1. Acceso sin saltos

Saltar al coche, a la cama o al sofá es lo que más castiga unas articulaciones cansadas. Evitar ese impacto es la primera prioridad. Según el sitio y el espacio, una rampa o unas escaleras le permiten subir y bajar de forma controlada. Si dudas cuál encaja mejor por altura y tamaño, prueba el recomendador.

2. Agarre en el suelo

Los suelos lisos (parquet, gres, laminado) hacen que el perro patine y pierda confianza, lo que acelera la pérdida de fuerza. Dar tracción es barato y muy efectivo: alfombras de pasillo en las zonas de paso y, para el propio perro, calcetines antideslizantes o botas con suela de goma.

3. Un buen descanso

Un perro que se mueve peor pasa más horas tumbado, así que la superficie donde descansa importa. Una cama ortopédica de espuma viscoelástica reparte el peso y descarga caderas y codos, y ayuda a que se levante con menos rigidez.

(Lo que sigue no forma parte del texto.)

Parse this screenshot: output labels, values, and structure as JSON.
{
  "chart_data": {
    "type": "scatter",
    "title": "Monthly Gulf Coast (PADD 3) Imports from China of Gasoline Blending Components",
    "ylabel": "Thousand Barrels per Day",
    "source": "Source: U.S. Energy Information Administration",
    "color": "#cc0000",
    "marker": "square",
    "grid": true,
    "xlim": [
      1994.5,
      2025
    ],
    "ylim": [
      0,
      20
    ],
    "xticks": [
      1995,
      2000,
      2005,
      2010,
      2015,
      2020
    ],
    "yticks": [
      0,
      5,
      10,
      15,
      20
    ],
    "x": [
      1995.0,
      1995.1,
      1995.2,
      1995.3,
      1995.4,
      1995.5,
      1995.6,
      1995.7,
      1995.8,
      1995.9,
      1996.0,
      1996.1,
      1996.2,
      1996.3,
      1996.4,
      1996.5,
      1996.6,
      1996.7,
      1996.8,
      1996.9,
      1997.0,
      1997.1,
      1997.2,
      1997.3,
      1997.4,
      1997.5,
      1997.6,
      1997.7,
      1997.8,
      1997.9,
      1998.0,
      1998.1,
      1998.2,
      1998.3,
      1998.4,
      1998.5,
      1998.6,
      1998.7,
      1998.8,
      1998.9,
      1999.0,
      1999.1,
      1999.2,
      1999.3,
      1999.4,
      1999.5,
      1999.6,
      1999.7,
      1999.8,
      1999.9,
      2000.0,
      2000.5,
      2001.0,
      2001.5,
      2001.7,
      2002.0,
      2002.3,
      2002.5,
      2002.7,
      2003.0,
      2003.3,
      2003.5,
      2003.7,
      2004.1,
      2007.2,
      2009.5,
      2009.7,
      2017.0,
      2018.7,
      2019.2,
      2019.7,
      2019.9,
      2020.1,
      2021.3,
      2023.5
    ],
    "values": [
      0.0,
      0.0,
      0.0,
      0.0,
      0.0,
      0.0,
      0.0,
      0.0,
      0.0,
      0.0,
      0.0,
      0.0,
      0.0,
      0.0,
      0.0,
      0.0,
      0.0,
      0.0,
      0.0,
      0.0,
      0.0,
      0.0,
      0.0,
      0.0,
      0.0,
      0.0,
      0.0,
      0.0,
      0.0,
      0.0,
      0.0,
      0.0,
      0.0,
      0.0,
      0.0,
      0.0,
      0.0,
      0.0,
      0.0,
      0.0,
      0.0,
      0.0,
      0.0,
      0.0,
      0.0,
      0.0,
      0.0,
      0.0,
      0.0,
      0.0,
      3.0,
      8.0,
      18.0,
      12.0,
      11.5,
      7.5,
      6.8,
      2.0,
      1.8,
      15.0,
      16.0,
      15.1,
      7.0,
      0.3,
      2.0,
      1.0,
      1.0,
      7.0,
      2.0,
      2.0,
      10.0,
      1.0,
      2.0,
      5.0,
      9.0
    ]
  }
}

4. Comer y beber sin forzar

Agacharse al cuenco puede molestar en perros grandes o con dolor de cuello. Un comedero elevado a la altura adecuada le permite comer en una postura más cómoda.

5. Apoyo para moverse

Si además le cuesta levantarse o caminar, un arnés de ayuda te permite sostener parte de su peso y acompañarle sin dañarte la espalda. Y cuando la pérdida de movilidad en el tren trasero es importante o permanente, una silla de ruedas le devuelve autonomía. Puedes ver todo junto en la sección de movilidad.

Por dónde empezar

No hace falta comprarlo todo. Empieza por lo que más le limita hoy: si el problema es subir a los sitios, la rampa; si resbala, el agarre en el suelo; si descansa mal, la cama. A partir de ahí, ve sumando según cómo evolucione.

Esta guía es información y apoyo, no un diagnóstico ni un tratamiento. Una pérdida de movilidad puede tener muchas causas: ante cojera, debilidad, dolor o un empeoramiento brusco, acude a tu veterinario para que examine a tu perro antes de nada.